Paseos astrales #1

Paseo astral por el “Pla de Porqueres” (Ricard Pardo)

No sabemos cuanto tiempo queda en nuestro activo y sin embargo, vivimos como si lo tuviéramos todo.

Reflexiones personales.

Más allá (o quizás, antes que ellas) de las creencias personales, siempre cuestionables, suele surgir la necesidad de dar respuesta a esa pregunta machacona del ¿Cuál es el sentido de la vida?
Parece como que necesariamente e ineludiblemente la vida tenga que tener un sentido. Pero seamos sinceros. Esa pregunta puede plantearse de un modo más directo: ¿Porqué y para qué he venido a este mundo?
Las religiones y la filosofía tiene diferentes respuestas (o mejor dicho, intentos de respuesta) para resolver la incógnita. Me temo que en realidad solo son construcciones mentales, defensas ante la más que posible realidad de que no necesariamente tenga que haber un sentido; ni general ni particular.
Sin embargo, la edad y las experiencias vividas a lo largo de nuestras vidas, ofrecen la posibilidad de reflexionar, meditar o profundizar, sobre esta cuestión.
No creo que tenga que haber un sentido más allá del que tu mismo aceptes pensándolo. No me vale lo que diga Fulano o Mengano por muy “doctorado” que sea.
Posiblemente el sentido de la vida, su porqué y para qué, no sea otra cosa que aprovechar el tiempo y llegar a la estación término, con la sensación de no tener asuntos pendientes, nada pendiente de perdonar, ni nada pendiente de lo que ser perdonados. La paz con uno mismo, posiblemente sea la nota del “suficiente” de haber dado sentido a todo esto.

Primavera

Quizás hoy es un día idóneo para hablar de la primavera. Sí, porque hace fresquito en el ambiente, y ayer llovió en el nordeste peninsular. El Sol se presenta hoy tímido y con un punto de recato. Es como si quisiera pasar desapercibido y no molestar demasiado.
La primavera se me antoja un símbolo de esa “idea raíz” que dice “Unidad en diversidad”. Y eso me parece porque Doña Primavera es una, pero distinta desde allí donde se perciba. Diferente en cada lugar e incluso me atrevo a pensar que diferente para cada quien la contempla, valora y disfruta.
Y el caso es que nuestros arbolitos bonsai, ya no requieren protección para posibles heladas. Se les puede ver “tirando” (brotando) aunque siempre un poco más tardíos que sus hermanos mayores. Y éstos, ya llevan unos días mostrando sus hermosas promesas que en su idioma floral, aseguran que más adelante, cuando lleguen los calores, nos ofrecerán jugosos frutos con que llenar nuestras cestas. Eso si; con el permiso de los pajaritos, que como diría un creyente, también son de Dios y para eso tienen el pico.

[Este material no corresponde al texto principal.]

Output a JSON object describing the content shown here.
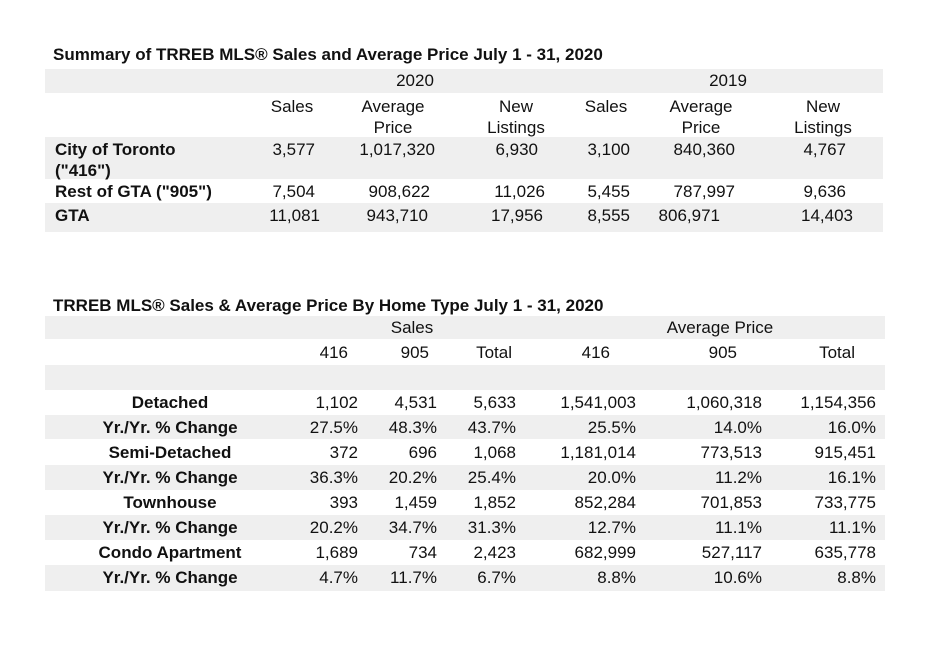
{
  "summary": {
    "title": "Summary of TRREB MLS® Sales and Average Price July 1 - 31, 2020",
    "year_a": "2020",
    "year_b": "2019",
    "columns": [
      "Sales",
      "Average Price",
      "New Listings",
      "Sales",
      "Average Price",
      "New Listings"
    ],
    "rows": [
      {
        "label": "City of Toronto (\"416\")",
        "values": [
          "3,577",
          "1,017,320",
          "6,930",
          "3,100",
          "840,360",
          "4,767"
        ]
      },
      {
        "label": "Rest of GTA (\"905\")",
        "values": [
          "7,504",
          "908,622",
          "11,026",
          "5,455",
          "787,997",
          "9,636"
        ]
      },
      {
        "label": "GTA",
        "values": [
          "11,081",
          "943,710",
          "17,956",
          "8,555",
          "806,971",
          "14,403"
        ]
      }
    ]
  },
  "by_type": {
    "title": "TRREB MLS® Sales & Average Price  By Home Type July 1 - 31, 2020",
    "group_sales": "Sales",
    "group_price": "Average Price",
    "columns": [
      "416",
      "905",
      "Total",
      "416",
      "905",
      "Total"
    ],
    "rows": [
      {
        "label": "Detached",
        "values": [
          "1,102",
          "4,531",
          "5,633",
          "1,541,003",
          "1,060,318",
          "1,154,356"
        ]
      },
      {
        "label": "Yr./Yr. % Change",
        "values": [
          "27.5%",
          "48.3%",
          "43.7%",
          "25.5%",
          "14.0%",
          "16.0%"
        ]
      },
      {
        "label": "Semi-Detached",
        "values": [
          "372",
          "696",
          "1,068",
          "1,181,014",
          "773,513",
          "915,451"
        ]
      },
      {
        "label": "Yr./Yr. % Change",
        "values": [
          "36.3%",
          "20.2%",
          "25.4%",
          "20.0%",
          "11.2%",
          "16.1%"
        ]
      },
      {
        "label": "Townhouse",
        "values": [
          "393",
          "1,459",
          "1,852",
          "852,284",
          "701,853",
          "733,775"
        ]
      },
      {
        "label": "Yr./Yr. % Change",
        "values": [
          "20.2%",
          "34.7%",
          "31.3%",
          "12.7%",
          "11.1%",
          "11.1%"
        ]
      },
      {
        "label": "Condo Apartment",
        "values": [
          "1,689",
          "734",
          "2,423",
          "682,999",
          "527,117",
          "635,778"
        ]
      },
      {
        "label": "Yr./Yr. % Change",
        "values": [
          "4.7%",
          "11.7%",
          "6.7%",
          "8.8%",
          "10.6%",
          "8.8%"
        ]
      }
    ]
  }
}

A ciertas edades, casi es inevitable preguntarse cuantas primaveras más nos será posible disfrutar. Pero eso al menos a mi, no me produce tristeza alguna y sí, me arranca una emoción de agradecimiento que es difícil de explicar.
Bienvenida primavera, bien llegadas golondrinas y con las baterías de las cámaras a punto, saldremos a dejar que esas humildes flores silvestres, nos acaricien el alma de nuevo.

El mercadillo

Antes de ubicarme en el pueblo donde ahora vivo, lo estaba en Girona y muy cercano, hay un pueblecito que se llama Quart. Los domingos por la mañana se monta un mercadillo mayoritariamente de frutas y verduras, algún puesto de embutidos, otros de flores, ropa barata, frutos secos y salazones.
Era un entretenimiento y una costumbre que ya derivaba de la que tenía mi padre de ir a comprar el pan, los domingos, a ese pueblo. El trayecto de poco más de 5 km. sirvió, hace ya algo más de medio siglo, para complementar los estudios de la auto-escuela, bajo la vigilancia de un padre amoroso.
Esta foto, la tomé en noviembre de 2016, posiblemente una de las últimas veces que visité el mercadillo, antes de mi cambio de Girona a Sils.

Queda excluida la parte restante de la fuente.